While the witnesses did not present a unified view of the manner in which insurance should be addressed at the federal level, a number of the witnesses cautioned against applying the “banking law” model for oversight of insurers.4 In addition, a significant portion of the hearing focused on systemic risk regulation, and how the insurance industry should be subject to such regulation. While there was no consensus on the dimensions of systemic regulation (e.g., whether specific insurers should be designated as systemically important, and what form such a regulator should take—a council of sitting regulators, a new federal regulatory organization or an existing agency), some witnesses suggested that the interrelationships of insurers and their holding companies with the financial markets could create systemic risk.

Joint Trade Association Letter Submitted to Congress

A group of financial services trade associations, including insurer, reinsurer and producer groups, submitted a joint letter dated April 29, 2009 (Joint Letter), to the Chairman and Ranking Member of the Senate Banking Committee and of the House Financial Services Committee.5 The Joint Letter indicates that state regulation “should remain available for those who choose it.” However, it indicates that “structural limitations” of the state system, and “the fact that insurance has become a global, integrated business” leads to the need for strong and uniform federal regulation of insurance companies, producers and holding companies. The Joint Letter includes a one-page “Outline for Federal Insurance Regulation” that focuses on 10 principles that are “essential components of insurance regulation reform” including, among others: market stability oversight; solvency regulation; consumer protection; continuing viability of state premium taxes; and appropriate guaranty fund coverage.
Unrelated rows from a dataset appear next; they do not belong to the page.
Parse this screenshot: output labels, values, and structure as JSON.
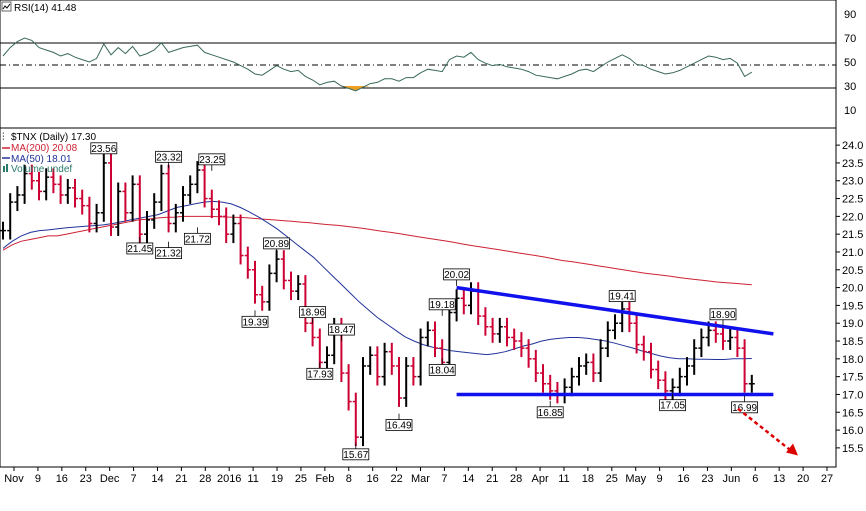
{
  "rsi_panel": {
    "label": "RSI(14) 41.48",
    "ticks": [
      "90",
      "70",
      "50",
      "30",
      "10"
    ],
    "levels": [
      90,
      70,
      50,
      30,
      10
    ],
    "overbought": 70,
    "oversold": 30
  },
  "price_panel": {
    "legend": {
      "title": "$TNX (Daily) 17.30",
      "ma200": "MA(200) 20.08",
      "ma50": "MA(50) 18.01",
      "volume": "Volume undef"
    },
    "y_ticks": [
      "24.0",
      "23.5",
      "23.0",
      "22.5",
      "22.0",
      "21.5",
      "21.0",
      "20.5",
      "20.0",
      "19.5",
      "19.0",
      "18.5",
      "18.0",
      "17.5",
      "17.0",
      "16.5",
      "16.0",
      "15.5"
    ]
  },
  "x_axis": {
    "labels": [
      "Nov",
      "9",
      "16",
      "23",
      "Dec",
      "7",
      "14",
      "21",
      "28",
      "2016",
      "11",
      "19",
      "25",
      "Feb",
      "8",
      "16",
      "22",
      "Mar",
      "7",
      "14",
      "21",
      "28",
      "Apr",
      "11",
      "18",
      "25",
      "May",
      "9",
      "16",
      "23",
      "Jun",
      "6",
      "13",
      "20",
      "27"
    ]
  },
  "colors": {
    "up_bar": "#000000",
    "down_bar": "#cc0033",
    "ma200": "#cc2233",
    "ma50": "#223399",
    "trendline": "#1111ee",
    "forecast_arrow": "#dd0000",
    "rsi_line": "#3a6a5a",
    "rsi_fill": "#f0a020",
    "ma200_legend": "#cc2233",
    "ma50_legend": "#223399",
    "volume_legend": "#2a7a6a"
  },
  "chart_data": {
    "type": "line",
    "title": "$TNX (Daily) 17.30",
    "ylim": [
      15.3,
      24.2
    ],
    "series": [
      {
        "name": "$TNX (Daily)",
        "values": [
          21.6,
          22.4,
          22.6,
          23.2,
          23.0,
          22.7,
          23.1,
          22.9,
          22.6,
          22.8,
          22.5,
          22.3,
          21.8,
          22.1,
          23.5,
          21.7,
          22.7,
          22.1,
          22.9,
          21.5,
          21.9,
          22.4,
          23.2,
          21.8,
          22.1,
          22.6,
          22.9,
          23.3,
          22.5,
          22.2,
          22.0,
          21.5,
          21.8,
          20.9,
          20.5,
          19.8,
          19.6,
          20.4,
          20.8,
          20.2,
          19.9,
          20.1,
          19.0,
          18.6,
          17.9,
          18.1,
          18.9,
          17.6,
          16.8,
          15.8,
          17.8,
          18.1,
          17.5,
          18.2,
          17.8,
          16.9,
          17.8,
          17.5,
          18.6,
          18.8,
          18.3,
          17.9,
          19.3,
          19.7,
          19.5,
          19.9,
          19.2,
          18.9,
          18.7,
          18.9,
          18.6,
          18.5,
          18.3,
          18.0,
          17.6,
          17.3,
          17.1,
          17.0,
          17.2,
          17.5,
          17.8,
          17.9,
          17.6,
          18.3,
          18.8,
          19.0,
          19.4,
          19.0,
          18.4,
          18.2,
          17.7,
          17.4,
          17.1,
          17.2,
          17.5,
          17.8,
          18.3,
          18.6,
          18.8,
          18.7,
          18.5,
          18.6,
          18.3,
          17.3,
          17.3
        ]
      },
      {
        "name": "MA(200)",
        "values": [
          21.05,
          21.2,
          21.3,
          21.35,
          21.4,
          21.45,
          21.45,
          21.5,
          21.55,
          21.6,
          21.65,
          21.7,
          21.75,
          21.8,
          21.85,
          21.9,
          21.92,
          21.95,
          21.97,
          21.98,
          22.0,
          22.0,
          22.0,
          22.0,
          21.99,
          21.98,
          21.97,
          21.96,
          21.94,
          21.92,
          21.9,
          21.88,
          21.86,
          21.84,
          21.82,
          21.79,
          21.77,
          21.75,
          21.72,
          21.69,
          21.66,
          21.62,
          21.58,
          21.55,
          21.51,
          21.47,
          21.43,
          21.39,
          21.35,
          21.31,
          21.27,
          21.22,
          21.18,
          21.14,
          21.1,
          21.06,
          21.02,
          20.98,
          20.94,
          20.9,
          20.86,
          20.81,
          20.76,
          20.73,
          20.69,
          20.65,
          20.61,
          20.57,
          20.53,
          20.49,
          20.45,
          20.41,
          20.38,
          20.35,
          20.32,
          20.28,
          20.25,
          20.22,
          20.19,
          20.16,
          20.14,
          20.12,
          20.1,
          20.08
        ],
        "start_index": 0
      },
      {
        "name": "MA(50)",
        "values": [
          21.1,
          21.3,
          21.45,
          21.55,
          21.6,
          21.62,
          21.65,
          21.68,
          21.7,
          21.72,
          21.74,
          21.76,
          21.8,
          21.85,
          21.9,
          21.95,
          22.0,
          22.05,
          22.15,
          22.25,
          22.3,
          22.35,
          22.4,
          22.42,
          22.4,
          22.35,
          22.25,
          22.12,
          21.98,
          21.82,
          21.65,
          21.45,
          21.25,
          21.05,
          20.85,
          20.6,
          20.35,
          20.1,
          19.85,
          19.6,
          19.38,
          19.16,
          18.98,
          18.8,
          18.62,
          18.5,
          18.4,
          18.33,
          18.28,
          18.23,
          18.2,
          18.17,
          18.14,
          18.12,
          18.15,
          18.2,
          18.28,
          18.36,
          18.42,
          18.5,
          18.55,
          18.58,
          18.6,
          18.6,
          18.58,
          18.54,
          18.5,
          18.44,
          18.37,
          18.3,
          18.22,
          18.15,
          18.08,
          18.03,
          18.0,
          18.0,
          17.99,
          17.99,
          17.98,
          17.98,
          18.0,
          18.0,
          18.01
        ],
        "start_index": 0
      }
    ],
    "annotations": [
      {
        "text": "23.56",
        "index": 14,
        "value": 23.56,
        "pos": "above"
      },
      {
        "text": "23.32",
        "index": 23,
        "value": 23.32,
        "pos": "above"
      },
      {
        "text": "23.25",
        "index": 29,
        "value": 23.25,
        "pos": "above"
      },
      {
        "text": "21.45",
        "index": 19,
        "value": 21.45,
        "pos": "below"
      },
      {
        "text": "21.32",
        "index": 23,
        "value": 21.32,
        "pos": "below"
      },
      {
        "text": "21.72",
        "index": 27,
        "value": 21.72,
        "pos": "below"
      },
      {
        "text": "20.89",
        "index": 38,
        "value": 20.89,
        "pos": "above"
      },
      {
        "text": "19.39",
        "index": 35,
        "value": 19.39,
        "pos": "below"
      },
      {
        "text": "18.96",
        "index": 43,
        "value": 18.96,
        "pos": "above"
      },
      {
        "text": "17.93",
        "index": 44,
        "value": 17.93,
        "pos": "below"
      },
      {
        "text": "18.47",
        "index": 47,
        "value": 18.47,
        "pos": "above"
      },
      {
        "text": "15.67",
        "index": 49,
        "value": 15.67,
        "pos": "below"
      },
      {
        "text": "16.49",
        "index": 55,
        "value": 16.49,
        "pos": "below"
      },
      {
        "text": "19.18",
        "index": 61,
        "value": 19.18,
        "pos": "above"
      },
      {
        "text": "18.04",
        "index": 61,
        "value": 18.04,
        "pos": "below"
      },
      {
        "text": "20.02",
        "index": 63,
        "value": 20.02,
        "pos": "above"
      },
      {
        "text": "16.85",
        "index": 76,
        "value": 16.85,
        "pos": "below"
      },
      {
        "text": "19.41",
        "index": 86,
        "value": 19.41,
        "pos": "above"
      },
      {
        "text": "17.05",
        "index": 93,
        "value": 17.05,
        "pos": "below"
      },
      {
        "text": "18.90",
        "index": 100,
        "value": 18.9,
        "pos": "above"
      },
      {
        "text": "16.99",
        "index": 103,
        "value": 16.99,
        "pos": "below"
      }
    ],
    "trendlines": [
      {
        "name": "resistance",
        "from": [
          63,
          20.0
        ],
        "to": [
          107,
          18.7
        ]
      },
      {
        "name": "support",
        "from": [
          63,
          17.0
        ],
        "to": [
          107,
          17.0
        ]
      }
    ],
    "rsi": {
      "name": "RSI(14)",
      "values": [
        55,
        62,
        67,
        70,
        68,
        62,
        60,
        58,
        55,
        57,
        54,
        52,
        50,
        53,
        65,
        56,
        62,
        57,
        63,
        55,
        57,
        60,
        66,
        58,
        60,
        62,
        63,
        64,
        58,
        56,
        54,
        52,
        50,
        47,
        44,
        40,
        39,
        43,
        47,
        44,
        42,
        43,
        38,
        35,
        31,
        33,
        34,
        30,
        28,
        26,
        29,
        32,
        33,
        36,
        36,
        34,
        37,
        37,
        41,
        44,
        43,
        42,
        52,
        55,
        54,
        58,
        52,
        49,
        47,
        48,
        46,
        45,
        44,
        42,
        39,
        38,
        37,
        36,
        38,
        40,
        43,
        44,
        42,
        46,
        50,
        53,
        56,
        53,
        48,
        47,
        44,
        42,
        40,
        41,
        43,
        46,
        49,
        52,
        55,
        54,
        52,
        53,
        49,
        38,
        41.48
      ]
    }
  }
}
GAO Report: Insurance Reciprocity and Uniformity

The Government Accountability Office (GAO) delivered a report in April 2009 to certain members of the House Financial Services Committee entitled “Insurance Reciprocity and Uniformity: NAIC and State Regulators Have Made Progress in Producer Licensing, Product Approval, and Market Conduct Regulation, but Challenges Remain” (GAO Report).6 The report follows on the GAO’s January 2009 report titled “Financial Regulation: A Framework for Crafting and Assessing Proposals to Modernize the Outdated U.S. Financial Regulatory System,” in which the GAO suggests “Congress could consider the advantages and disadvantages of providing a federal charter option for insurance and creating a federal insurance regulatory authority.”7

The GAO Report examines the degree of reciprocity and uniformity in state insurance regulation in three areas: (1) producer licensing; (2) product approvals; and (3) market conduct examinations and regulation. While the GAO Report chronicles some of the successes state insurance regulators have achieved in streamlining regulation of those areas, it also indicates that more work remains to be done. For example, with respect to producer licensing, it focuses on the inability of many states to perform full criminal background checks of their agents using fingerprinting on applicants as part of their producer licensing programs. The GAO Report highlights some of the more intractable issues that the NAIC faces in working toward uniformity, or even reciprocity, in state insurance regulation because of the different state statutory standards and marketplace realities in each state.